Cost per click (CPC) and cost per mille (CPM) surged sharply across Meta and Google in Q2 2025 - and iGaming felt it harder than most. As auctions became denser and regulatory targeting narrowed available inventory, advertisers faced steep increases in acquisition costs.
Data from RockApp campaigns, combined with Appsflyer and agency-side benchmarks, confirm the pressure. In key iGaming verticals, average CPC rose by 18-24%, and CPM increased by up to 30% on Meta. Google followed with more moderate but still notable growth - especially in branded and competitive keyword groups.
This is no longer a seasonal fluctuation - it's a shift in paid media economics. Here's how iGaming marketers are adapting.
Q2 2025 Ad Cost Trends: What the Numbers Show
Meta (Facebook & Instagram)
- CPC (iGaming vertical): +21% QoQ
- CPM (Tier-1 GEOs): Up to $32 average (vs $24 in Q1)
- Top cost drivers: Limited inventory, reduced optimization windows, aggressive auction bidding from fintech and crypto brands
- Best performing placements: Reels, Stories, Audience Network native
Google Ads (Search & UAC)
- CPC (branded queries): +14%
- CPC (non-branded): +20–22% across casino/slot terms
- CPM (UAC App campaigns): +17%
- Top pressure points: Auto-applied recommendations increasing bids; aggressive local campaigns by white-label operators
These jumps hit both acquisition and retargeting budgets. Campaigns without clear performance infrastructure suffered from inflated CPL and suppressed ROAS.
Why iGaming Was Hit Harder
Paid acquisition in iGaming depends on tight targeting, fast creative iteration, and precise pacing. In Q2, several forces aligned to increase friction:
- Ad policy restrictions limited audience expansion
- Auction intensity from non-iGaming verticals pushed up floor prices
- Regulatory updates in EU narrowed retargeting and lookalike pool depth
As a result, ROAS volatility increased by 15-20% across high-volume campaigns in regulated GEOs.

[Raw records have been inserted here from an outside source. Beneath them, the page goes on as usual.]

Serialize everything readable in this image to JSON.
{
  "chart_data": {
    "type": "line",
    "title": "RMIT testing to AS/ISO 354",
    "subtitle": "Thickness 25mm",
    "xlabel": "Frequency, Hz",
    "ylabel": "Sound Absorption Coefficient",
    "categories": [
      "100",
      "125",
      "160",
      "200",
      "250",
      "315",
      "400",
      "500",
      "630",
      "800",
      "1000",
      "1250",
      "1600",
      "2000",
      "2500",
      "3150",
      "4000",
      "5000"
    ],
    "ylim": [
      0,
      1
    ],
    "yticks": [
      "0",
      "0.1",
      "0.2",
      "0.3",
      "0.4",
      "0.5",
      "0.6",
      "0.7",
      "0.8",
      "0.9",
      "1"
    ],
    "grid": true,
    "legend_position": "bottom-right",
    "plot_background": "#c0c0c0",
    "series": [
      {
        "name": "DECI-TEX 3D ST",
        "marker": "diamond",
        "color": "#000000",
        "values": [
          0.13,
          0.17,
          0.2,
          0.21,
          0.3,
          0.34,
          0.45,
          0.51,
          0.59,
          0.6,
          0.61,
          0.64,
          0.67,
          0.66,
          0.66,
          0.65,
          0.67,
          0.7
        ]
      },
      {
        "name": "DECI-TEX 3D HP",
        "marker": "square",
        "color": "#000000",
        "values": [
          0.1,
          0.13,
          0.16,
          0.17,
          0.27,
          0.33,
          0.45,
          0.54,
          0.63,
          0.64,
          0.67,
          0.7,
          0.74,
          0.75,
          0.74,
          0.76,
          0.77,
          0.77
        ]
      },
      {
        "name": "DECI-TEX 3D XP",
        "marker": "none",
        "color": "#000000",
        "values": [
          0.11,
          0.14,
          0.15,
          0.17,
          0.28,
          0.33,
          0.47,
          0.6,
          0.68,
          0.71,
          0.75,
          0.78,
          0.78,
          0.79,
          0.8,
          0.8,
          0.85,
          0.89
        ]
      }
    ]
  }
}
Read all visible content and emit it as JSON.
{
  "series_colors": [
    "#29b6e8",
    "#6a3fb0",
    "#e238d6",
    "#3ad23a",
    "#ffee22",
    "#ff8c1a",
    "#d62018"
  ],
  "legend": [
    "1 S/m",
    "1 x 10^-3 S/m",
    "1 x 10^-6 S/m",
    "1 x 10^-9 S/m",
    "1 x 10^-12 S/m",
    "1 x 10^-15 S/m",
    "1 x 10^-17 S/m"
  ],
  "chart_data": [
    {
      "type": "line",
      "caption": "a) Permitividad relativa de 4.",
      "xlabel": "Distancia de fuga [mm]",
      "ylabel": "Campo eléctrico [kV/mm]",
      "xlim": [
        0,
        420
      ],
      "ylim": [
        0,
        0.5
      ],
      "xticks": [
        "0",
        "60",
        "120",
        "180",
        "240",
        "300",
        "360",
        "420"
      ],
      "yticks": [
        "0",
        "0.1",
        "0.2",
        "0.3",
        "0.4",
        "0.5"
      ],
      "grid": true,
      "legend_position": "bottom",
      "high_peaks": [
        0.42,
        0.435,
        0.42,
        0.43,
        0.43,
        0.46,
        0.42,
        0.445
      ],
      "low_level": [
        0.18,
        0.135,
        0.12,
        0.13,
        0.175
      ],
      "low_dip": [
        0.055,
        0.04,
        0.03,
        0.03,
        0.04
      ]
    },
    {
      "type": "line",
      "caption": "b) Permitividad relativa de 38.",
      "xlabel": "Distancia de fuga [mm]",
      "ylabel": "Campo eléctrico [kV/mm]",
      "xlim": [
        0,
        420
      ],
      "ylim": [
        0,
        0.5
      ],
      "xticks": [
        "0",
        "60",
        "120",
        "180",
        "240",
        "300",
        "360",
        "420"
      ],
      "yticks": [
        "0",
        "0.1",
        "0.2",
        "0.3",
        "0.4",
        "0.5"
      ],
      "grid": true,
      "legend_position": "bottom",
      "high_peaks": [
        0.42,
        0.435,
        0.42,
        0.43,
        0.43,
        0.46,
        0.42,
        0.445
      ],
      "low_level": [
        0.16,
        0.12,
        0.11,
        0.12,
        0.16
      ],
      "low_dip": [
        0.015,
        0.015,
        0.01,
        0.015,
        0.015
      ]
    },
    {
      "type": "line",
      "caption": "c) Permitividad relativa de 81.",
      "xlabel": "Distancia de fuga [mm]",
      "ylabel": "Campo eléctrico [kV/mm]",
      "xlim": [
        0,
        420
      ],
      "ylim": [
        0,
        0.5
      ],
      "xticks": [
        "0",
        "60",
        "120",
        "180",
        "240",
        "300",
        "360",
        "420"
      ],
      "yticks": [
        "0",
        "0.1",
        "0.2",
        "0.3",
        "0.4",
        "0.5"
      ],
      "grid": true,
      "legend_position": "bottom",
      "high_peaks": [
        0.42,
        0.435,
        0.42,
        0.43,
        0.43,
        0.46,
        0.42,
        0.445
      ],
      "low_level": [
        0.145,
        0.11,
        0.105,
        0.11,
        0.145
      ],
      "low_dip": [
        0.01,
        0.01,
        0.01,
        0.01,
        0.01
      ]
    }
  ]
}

RockApp’s Performance-Proven Adjustments
Our teams restructured budget allocation and funnel strategy in Q2 to maintain CPA stability. Key levers included:
1. GEO Weight Rebalancing
Shifted ~27% of test budget to Tier‑2 GEOs with lower CPM floors and stable conversion quality - including parts of LATAM, CEE, and selected African markets.
2. Creative Signal Structuring
Used data-validated hooks with clear user journey mapping in first 3 seconds of video. Dynamic win state and compliance-safe overlays became standard.
3. Keyword Tiering & Pacing
Split brand campaigns into precision and conquest clusters, with pacing rules based on cost tolerance thresholds. Automated pausing by keyword CPI delta.
4. Retargeting Simplification
Consolidated audience pools for retargeting across Meta placements to concentrate signal density and improve frequency-to-conversion ratios.
Recommendations for Media Buyers in Q3
- Rebuild keyword structures. Align budgets to intent clusters. Avoid overlap between cold intent and conquest campaigns.
- Control creative burn. Prioritize ad units with performance lifecycle >4 days. Build variants that support multistage interaction.
- Plan creative refresh by GEO. Avoid global launches. Instead, roll out regionally to observe platform-specific fatigue.
- Pace retargeting by conversion window. Shorten refresh cycles in Tier‑1 GEOs, extend in mid-market regions.
- Hold margin-based CPA targets. If bids rise, match them only when downstream ROAS data justifies. Avoid chasing CPM without LTV validation.
Conclusion
Q2 2025 showed that performance buying in iGaming now demands more than campaign setup. It requires structure, signal depth, and strategic control. With costs rising, the strongest teams are those who adjust fast - not by chasing cheap traffic, but by reallocating smart, refreshing creatives with intent, and building systems that scale sustainably.
At RockApp, we continue to refine acquisition strategies built around cost control, creative performance, and GEO-specific infrastructure. The path forward is not to spend more - it’s to build better.